Теперь ему по крайней мере не приходилось играть роль слушателя, но память об этих нескончаемо долгих вечерах оставалась при нем, и, когда зажигался свет и задергивались занавеси, он как будто снова слышал позвякиванье спиц, бессмысленную болтовню, протяжные зевки… И тогда перед ужином или после ужина он стал захаживать в ближайший пивной бар – у шоссе, за четверть мили от дома. Там ему никто не докучал. Он здоровался с хозяйкой, приветливой толстухой миссис Хилл, усаживался в уголке у стойки и подолгу сидел, потягивая виски с содовой, покуривая и наблюдая за окрестными жителями, которые заходили пропустить кружку пива, покидать дротики, посплетничать.
В каком-то смысле это было продолжение летнего отдыха. Он даже находил что-то общее между беззаботной атмосферой европейских кафе и ресторанчиков и живой, непринужденной обстановкой в этом ярко освещенном, насквозь прокуренном баре, заполненном простыми, симпатичными людьми, которые ничуть ему не мешали: это было приятно, действовало успокаивающе. Часы, проведенные в баре, разнообразили и скрашивали долгие зимние вечера.
В середине декабря он простудился и больше недели просидел дома. И тут он с удивлением заметил, как не хватает ему этих вечерних выходов, до какой степени он успел к ним привыкнуть и как невыносимо тоскливо проводить вечера в одиночестве у себя в гостиной или в кабинете, не зная, чем заняться, – разве что читать да слушать радио. Простуда и вынужденное безделье привели к тому, что он стал угрюм, раздражителен; снова начала пошаливать печень. Нет, нельзя сидеть без движения. На исходе очередного холодного, пасмурного дня он решил, что завтра, независимо от погоды, непременно выйдет из дому. Небо хмурилось уже часов с двух, обещая в скором времени снегопад, но что бы там ни было, он не может оставаться в четырех стенах еще целые сутки, ему нужна какая-то разрядка.
Последней каплей, переполнившей его терпение, оказался эпизод за ужином.

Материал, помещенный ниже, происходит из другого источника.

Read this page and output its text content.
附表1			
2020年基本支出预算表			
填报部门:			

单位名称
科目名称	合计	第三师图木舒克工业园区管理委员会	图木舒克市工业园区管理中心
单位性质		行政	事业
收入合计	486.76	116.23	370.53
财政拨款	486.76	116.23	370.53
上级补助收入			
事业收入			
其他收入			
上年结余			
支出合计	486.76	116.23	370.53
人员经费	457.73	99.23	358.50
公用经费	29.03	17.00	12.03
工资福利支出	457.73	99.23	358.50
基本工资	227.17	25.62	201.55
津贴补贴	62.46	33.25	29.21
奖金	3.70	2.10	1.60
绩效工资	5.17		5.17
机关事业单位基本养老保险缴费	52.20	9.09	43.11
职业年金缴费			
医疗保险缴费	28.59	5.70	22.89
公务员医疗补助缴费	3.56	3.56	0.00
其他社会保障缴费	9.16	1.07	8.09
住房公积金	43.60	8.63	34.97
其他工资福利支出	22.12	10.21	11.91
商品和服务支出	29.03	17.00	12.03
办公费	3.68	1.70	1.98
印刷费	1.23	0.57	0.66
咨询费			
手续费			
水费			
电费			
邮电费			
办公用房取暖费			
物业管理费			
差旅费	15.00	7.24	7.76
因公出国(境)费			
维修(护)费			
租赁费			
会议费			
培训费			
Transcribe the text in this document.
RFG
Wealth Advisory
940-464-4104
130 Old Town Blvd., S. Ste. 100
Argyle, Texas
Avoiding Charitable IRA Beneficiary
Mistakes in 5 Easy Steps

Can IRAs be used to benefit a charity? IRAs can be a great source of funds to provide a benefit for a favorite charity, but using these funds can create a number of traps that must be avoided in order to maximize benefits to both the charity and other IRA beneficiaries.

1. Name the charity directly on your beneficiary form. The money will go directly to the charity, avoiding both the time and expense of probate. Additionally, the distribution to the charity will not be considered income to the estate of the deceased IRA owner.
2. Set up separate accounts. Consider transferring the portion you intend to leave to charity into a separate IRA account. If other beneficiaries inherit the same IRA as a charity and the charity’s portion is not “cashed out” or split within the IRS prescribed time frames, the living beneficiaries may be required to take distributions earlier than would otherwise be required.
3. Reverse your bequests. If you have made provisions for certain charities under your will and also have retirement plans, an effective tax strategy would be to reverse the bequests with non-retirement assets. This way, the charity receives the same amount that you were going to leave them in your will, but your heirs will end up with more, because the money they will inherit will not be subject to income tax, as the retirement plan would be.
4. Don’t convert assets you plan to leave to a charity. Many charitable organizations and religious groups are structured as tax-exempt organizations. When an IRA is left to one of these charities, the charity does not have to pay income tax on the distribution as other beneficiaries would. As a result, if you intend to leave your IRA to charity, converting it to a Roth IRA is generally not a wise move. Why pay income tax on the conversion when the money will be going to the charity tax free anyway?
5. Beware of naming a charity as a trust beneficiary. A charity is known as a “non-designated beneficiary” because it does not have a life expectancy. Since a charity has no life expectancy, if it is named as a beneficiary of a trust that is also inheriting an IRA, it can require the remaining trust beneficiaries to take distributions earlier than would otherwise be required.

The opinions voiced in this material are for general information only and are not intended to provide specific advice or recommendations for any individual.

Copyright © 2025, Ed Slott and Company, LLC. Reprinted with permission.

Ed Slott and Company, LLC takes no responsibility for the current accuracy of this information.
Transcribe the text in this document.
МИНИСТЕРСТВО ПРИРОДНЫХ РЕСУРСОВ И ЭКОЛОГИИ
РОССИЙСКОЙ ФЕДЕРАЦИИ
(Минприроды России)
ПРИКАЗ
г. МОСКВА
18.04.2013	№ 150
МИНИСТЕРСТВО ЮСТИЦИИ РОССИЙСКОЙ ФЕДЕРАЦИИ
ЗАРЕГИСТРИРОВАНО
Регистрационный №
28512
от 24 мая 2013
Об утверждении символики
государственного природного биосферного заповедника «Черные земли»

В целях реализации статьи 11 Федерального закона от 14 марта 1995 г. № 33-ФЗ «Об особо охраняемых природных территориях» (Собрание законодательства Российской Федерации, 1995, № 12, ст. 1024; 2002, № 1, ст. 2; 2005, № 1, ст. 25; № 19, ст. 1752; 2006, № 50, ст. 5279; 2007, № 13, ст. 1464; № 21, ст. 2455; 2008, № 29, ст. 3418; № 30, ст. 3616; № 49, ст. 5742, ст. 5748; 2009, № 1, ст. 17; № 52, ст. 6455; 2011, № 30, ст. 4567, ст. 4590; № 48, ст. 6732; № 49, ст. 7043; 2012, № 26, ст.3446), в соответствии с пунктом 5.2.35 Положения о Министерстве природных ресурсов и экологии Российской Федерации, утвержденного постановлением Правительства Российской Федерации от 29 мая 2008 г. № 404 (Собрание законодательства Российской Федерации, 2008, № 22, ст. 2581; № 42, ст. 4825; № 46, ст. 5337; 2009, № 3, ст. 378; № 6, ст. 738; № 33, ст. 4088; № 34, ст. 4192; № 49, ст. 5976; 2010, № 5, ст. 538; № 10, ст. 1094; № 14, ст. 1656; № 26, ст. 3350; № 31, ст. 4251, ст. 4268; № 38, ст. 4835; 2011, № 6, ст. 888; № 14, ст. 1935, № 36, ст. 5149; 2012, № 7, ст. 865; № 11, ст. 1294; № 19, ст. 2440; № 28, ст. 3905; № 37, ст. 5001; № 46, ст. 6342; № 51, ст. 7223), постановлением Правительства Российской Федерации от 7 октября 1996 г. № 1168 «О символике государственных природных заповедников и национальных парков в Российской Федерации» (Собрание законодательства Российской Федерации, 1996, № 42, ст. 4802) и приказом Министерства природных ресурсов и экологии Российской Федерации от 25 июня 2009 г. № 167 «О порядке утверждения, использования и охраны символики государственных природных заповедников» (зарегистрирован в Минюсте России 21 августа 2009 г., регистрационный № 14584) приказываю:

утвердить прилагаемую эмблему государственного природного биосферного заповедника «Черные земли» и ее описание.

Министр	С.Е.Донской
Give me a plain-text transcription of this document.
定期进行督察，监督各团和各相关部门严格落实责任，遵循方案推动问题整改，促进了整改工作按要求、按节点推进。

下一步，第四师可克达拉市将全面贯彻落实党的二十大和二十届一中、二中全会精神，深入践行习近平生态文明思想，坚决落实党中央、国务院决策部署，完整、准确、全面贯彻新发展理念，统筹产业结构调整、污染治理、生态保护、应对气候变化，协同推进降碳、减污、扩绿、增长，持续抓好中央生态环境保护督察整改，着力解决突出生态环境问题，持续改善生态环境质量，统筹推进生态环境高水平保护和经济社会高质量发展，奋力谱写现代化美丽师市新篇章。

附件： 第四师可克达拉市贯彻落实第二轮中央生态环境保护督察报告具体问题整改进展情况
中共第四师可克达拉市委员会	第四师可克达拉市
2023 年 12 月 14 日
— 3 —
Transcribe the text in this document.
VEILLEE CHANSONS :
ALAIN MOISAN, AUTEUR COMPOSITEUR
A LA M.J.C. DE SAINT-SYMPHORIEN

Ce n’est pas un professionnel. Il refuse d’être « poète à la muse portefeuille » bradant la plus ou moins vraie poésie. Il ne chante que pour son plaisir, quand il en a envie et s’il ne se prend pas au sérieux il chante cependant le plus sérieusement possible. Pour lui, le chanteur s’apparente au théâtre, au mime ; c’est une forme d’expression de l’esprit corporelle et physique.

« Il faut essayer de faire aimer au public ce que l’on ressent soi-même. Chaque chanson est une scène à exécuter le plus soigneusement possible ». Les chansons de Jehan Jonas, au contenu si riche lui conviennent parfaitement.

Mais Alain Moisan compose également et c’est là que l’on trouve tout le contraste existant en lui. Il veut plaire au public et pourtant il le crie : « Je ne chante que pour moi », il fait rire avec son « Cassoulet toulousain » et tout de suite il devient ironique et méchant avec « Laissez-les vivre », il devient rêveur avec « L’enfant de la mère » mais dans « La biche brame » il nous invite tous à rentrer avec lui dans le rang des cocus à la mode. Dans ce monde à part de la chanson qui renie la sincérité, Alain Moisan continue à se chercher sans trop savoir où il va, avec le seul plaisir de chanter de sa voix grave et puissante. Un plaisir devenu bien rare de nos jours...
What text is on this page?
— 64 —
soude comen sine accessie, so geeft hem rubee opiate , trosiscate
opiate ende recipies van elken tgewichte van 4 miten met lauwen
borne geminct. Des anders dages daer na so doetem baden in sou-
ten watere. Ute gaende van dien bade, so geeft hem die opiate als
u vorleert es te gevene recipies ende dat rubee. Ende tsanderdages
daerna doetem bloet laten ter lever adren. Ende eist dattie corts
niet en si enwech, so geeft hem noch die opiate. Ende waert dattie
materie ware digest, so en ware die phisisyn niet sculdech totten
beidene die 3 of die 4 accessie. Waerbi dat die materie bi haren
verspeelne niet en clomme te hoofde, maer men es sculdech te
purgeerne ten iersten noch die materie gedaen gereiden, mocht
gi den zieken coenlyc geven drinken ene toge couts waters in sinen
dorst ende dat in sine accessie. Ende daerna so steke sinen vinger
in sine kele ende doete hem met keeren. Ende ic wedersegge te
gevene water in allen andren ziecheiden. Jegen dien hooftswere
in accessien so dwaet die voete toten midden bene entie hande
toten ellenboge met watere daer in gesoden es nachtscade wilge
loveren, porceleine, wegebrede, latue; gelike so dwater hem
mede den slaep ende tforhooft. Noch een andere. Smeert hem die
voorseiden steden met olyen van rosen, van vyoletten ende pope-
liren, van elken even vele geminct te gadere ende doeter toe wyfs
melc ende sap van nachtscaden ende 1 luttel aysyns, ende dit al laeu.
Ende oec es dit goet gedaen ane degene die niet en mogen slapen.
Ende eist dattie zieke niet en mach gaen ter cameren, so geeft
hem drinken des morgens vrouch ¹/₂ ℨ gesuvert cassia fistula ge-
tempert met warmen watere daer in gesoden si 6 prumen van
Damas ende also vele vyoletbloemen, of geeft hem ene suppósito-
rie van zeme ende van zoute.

Он только начал приходить в себя после простуды и вступил в тот период, когда вкусовые ощущения притупились, аппетит еще не восстановился, но организм уже требует чего-то нестандартного. Хочется, например, птицы. Скажем, половинку жареной куропатки, любовно приготовленной, и к ней воздушное сырное суфле. М-да, с таким же успехом можно требовать с неба луну… Прислуга, начисто лишенная воображения, подала на ужин камбалу – из всех видов рыбы самую безвкусную и пресную.